Monday, September 14, 2009

Legislature of Puerto Rico tackles a perceived problem of parallel imports potentially implicating the Law 75 interests of exclusive distributors

Judicial decisions have not conclusively put an end to litigation on whether (or when) an exclusive distributor would state a Law 75 claim for impairment (or for tortious interference) when its principal sells a product covered by the exclusive agreement to a third party (usually a stateside wholesaler or broker) who then sells the product for resale, consumption, or use by customers within Puerto Rico.

In P. of C. 1945 of August 27, 2009, the House of Representatives of Puerto Rico (Jimenez-Negron), drafted legislation to remedy what is perceived as a loophole in Law 75 caused when “foreign companies that are established in Puerto Rico bring products whose exclusivity is protected by distribution contracts registered (sic, protected) by Law 75” and these companies “profit from the efforts of persons that have exclusive rights…”.

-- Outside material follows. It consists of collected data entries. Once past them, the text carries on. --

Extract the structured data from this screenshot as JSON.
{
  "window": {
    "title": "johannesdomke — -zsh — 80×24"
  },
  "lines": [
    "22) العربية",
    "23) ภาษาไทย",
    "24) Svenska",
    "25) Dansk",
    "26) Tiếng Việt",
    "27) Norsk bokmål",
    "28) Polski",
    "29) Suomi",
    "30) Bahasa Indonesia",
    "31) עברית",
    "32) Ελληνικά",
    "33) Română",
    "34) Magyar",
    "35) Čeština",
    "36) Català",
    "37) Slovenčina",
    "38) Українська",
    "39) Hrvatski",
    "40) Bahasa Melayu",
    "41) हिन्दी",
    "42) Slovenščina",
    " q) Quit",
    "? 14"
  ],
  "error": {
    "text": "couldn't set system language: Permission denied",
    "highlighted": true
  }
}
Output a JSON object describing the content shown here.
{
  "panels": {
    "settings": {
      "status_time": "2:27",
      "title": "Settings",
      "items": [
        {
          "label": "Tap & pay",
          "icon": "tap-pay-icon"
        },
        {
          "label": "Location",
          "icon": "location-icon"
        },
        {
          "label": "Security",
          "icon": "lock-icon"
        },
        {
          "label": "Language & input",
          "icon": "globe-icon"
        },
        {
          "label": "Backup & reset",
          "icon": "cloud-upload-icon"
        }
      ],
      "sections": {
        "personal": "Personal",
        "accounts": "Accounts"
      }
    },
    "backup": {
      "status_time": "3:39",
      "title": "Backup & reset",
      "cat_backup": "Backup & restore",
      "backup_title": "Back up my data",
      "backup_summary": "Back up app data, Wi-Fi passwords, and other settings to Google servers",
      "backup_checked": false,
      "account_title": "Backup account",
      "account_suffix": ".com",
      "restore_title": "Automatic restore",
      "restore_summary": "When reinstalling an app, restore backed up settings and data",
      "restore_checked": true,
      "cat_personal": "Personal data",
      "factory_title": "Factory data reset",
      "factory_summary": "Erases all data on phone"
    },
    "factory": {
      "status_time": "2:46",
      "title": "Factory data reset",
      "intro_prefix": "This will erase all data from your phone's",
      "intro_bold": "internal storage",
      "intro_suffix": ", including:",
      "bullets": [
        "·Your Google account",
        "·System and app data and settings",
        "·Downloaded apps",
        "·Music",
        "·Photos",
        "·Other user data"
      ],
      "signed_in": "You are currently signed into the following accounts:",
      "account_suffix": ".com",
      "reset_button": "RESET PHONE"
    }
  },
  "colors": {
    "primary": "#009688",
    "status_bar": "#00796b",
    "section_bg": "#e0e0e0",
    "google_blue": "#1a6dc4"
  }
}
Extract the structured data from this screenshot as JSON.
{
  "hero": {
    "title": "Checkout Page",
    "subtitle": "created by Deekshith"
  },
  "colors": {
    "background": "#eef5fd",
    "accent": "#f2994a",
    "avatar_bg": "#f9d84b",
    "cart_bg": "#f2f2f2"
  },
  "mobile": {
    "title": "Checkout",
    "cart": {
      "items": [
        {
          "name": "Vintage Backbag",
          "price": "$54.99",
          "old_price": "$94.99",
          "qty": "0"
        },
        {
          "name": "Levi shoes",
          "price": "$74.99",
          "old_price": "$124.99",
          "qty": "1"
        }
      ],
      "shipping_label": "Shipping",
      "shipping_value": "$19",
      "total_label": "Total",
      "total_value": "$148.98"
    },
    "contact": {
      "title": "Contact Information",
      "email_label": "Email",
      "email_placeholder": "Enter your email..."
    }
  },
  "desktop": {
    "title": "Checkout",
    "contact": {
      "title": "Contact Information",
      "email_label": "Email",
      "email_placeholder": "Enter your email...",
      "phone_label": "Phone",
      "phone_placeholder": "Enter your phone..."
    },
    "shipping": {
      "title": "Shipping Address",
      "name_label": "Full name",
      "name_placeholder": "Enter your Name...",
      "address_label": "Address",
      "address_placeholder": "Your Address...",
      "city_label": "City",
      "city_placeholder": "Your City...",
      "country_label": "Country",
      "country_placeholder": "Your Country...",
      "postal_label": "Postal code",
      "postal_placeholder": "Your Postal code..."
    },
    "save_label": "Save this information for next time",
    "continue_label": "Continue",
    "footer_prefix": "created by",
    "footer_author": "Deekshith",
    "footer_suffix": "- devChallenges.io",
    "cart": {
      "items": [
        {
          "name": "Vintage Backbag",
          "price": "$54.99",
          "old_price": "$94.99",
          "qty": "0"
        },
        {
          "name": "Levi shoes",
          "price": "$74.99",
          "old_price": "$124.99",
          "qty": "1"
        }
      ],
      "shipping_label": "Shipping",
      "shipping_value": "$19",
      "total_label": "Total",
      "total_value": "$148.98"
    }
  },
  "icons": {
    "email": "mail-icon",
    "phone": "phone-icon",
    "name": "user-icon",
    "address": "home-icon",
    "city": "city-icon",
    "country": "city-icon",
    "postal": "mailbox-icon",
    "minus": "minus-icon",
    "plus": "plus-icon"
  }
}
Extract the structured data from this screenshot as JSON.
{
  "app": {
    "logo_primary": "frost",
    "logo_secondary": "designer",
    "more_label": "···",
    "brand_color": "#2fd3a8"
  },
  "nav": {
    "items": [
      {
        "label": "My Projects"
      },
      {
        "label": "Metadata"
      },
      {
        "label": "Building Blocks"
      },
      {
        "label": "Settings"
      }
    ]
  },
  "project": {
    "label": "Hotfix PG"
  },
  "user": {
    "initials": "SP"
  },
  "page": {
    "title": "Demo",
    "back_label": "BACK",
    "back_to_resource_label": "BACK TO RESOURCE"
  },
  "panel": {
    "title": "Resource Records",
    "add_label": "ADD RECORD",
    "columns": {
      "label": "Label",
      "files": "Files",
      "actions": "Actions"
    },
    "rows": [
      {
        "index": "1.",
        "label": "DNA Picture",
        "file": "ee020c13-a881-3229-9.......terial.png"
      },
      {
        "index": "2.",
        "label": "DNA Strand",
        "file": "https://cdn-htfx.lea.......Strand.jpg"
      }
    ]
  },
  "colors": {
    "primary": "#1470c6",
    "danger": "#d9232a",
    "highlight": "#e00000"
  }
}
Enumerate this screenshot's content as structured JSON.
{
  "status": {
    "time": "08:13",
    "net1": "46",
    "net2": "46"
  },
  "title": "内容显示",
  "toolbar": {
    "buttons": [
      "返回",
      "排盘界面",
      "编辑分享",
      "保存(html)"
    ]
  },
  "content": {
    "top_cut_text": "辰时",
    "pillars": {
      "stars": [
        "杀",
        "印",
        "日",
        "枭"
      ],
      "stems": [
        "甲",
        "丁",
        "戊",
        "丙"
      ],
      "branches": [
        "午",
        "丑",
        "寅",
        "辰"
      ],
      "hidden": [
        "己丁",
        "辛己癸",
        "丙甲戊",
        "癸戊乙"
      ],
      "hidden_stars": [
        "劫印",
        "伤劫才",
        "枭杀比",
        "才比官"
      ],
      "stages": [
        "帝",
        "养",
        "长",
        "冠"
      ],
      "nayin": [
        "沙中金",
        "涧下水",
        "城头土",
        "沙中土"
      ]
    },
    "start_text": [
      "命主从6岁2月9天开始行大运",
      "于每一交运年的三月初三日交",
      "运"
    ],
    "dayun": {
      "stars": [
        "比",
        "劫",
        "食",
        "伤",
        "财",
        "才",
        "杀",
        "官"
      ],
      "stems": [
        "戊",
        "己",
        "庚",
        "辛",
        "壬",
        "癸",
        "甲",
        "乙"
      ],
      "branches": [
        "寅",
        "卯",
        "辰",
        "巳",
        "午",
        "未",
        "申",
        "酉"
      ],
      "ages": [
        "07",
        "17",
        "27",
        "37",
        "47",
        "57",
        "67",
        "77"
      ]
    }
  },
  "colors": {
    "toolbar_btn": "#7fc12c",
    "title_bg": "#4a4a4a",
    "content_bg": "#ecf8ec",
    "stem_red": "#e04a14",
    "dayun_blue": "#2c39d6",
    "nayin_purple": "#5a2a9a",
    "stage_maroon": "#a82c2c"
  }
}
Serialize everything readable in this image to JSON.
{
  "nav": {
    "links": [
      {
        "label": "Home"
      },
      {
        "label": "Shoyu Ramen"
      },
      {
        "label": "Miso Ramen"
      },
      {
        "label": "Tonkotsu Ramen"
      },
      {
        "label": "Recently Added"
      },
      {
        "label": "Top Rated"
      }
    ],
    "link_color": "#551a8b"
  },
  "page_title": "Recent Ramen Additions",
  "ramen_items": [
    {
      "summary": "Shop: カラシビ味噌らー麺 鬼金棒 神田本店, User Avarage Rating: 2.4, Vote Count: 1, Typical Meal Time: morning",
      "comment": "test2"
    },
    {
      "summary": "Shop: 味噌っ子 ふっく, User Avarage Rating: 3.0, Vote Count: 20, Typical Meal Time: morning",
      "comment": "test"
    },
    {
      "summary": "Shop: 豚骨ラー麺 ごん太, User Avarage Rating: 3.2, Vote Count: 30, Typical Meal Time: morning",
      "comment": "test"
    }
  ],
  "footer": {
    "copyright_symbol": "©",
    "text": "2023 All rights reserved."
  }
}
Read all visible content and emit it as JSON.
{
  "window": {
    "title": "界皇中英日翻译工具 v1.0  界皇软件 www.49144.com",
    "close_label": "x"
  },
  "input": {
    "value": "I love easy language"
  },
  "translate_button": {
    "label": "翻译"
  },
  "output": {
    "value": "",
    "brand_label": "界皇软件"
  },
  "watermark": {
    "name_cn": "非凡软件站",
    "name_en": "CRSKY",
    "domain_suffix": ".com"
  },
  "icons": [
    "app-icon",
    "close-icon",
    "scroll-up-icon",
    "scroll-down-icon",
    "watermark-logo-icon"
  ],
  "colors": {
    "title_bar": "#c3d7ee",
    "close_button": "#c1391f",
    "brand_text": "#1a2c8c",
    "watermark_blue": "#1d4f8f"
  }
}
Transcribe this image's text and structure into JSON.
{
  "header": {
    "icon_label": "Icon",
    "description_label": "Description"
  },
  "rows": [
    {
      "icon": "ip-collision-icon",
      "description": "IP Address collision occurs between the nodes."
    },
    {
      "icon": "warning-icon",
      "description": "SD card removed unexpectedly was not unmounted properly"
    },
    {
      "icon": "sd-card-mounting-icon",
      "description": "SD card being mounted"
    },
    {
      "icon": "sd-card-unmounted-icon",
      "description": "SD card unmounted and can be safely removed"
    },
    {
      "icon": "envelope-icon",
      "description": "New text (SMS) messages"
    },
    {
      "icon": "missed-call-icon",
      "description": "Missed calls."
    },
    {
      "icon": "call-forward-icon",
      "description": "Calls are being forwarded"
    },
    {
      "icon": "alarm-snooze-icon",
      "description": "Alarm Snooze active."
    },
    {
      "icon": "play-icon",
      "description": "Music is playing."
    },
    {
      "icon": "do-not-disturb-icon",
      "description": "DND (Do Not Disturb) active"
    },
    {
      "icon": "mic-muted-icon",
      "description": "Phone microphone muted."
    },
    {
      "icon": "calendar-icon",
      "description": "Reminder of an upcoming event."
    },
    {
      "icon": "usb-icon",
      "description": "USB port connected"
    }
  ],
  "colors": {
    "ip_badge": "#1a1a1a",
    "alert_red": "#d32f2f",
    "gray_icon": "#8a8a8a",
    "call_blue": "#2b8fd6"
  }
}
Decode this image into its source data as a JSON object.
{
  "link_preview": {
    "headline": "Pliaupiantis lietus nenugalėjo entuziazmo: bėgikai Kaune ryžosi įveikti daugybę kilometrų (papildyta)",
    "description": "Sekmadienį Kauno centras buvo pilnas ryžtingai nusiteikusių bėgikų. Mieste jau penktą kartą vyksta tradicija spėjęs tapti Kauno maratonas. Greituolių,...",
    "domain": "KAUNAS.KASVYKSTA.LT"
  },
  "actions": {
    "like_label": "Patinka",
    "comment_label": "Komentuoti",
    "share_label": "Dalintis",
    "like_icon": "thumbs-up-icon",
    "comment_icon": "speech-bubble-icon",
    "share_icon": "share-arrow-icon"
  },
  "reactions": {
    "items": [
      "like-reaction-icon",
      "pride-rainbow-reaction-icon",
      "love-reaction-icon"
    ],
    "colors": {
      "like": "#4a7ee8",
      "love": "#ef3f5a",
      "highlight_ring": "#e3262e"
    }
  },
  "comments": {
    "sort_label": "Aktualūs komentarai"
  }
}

The proposed legislation would amend the just cause protection in Article 2-A (b)(5) of Law 75 by establishing an additional presumption of lack of just cause “when the principal permits another client to establish in Puerto Rico the sale of a product that is protected by an exclusive agreement (translation ours).” The project was referred to the Commission for Economic Development, Planning, Commerce, Industry and Telecommunications.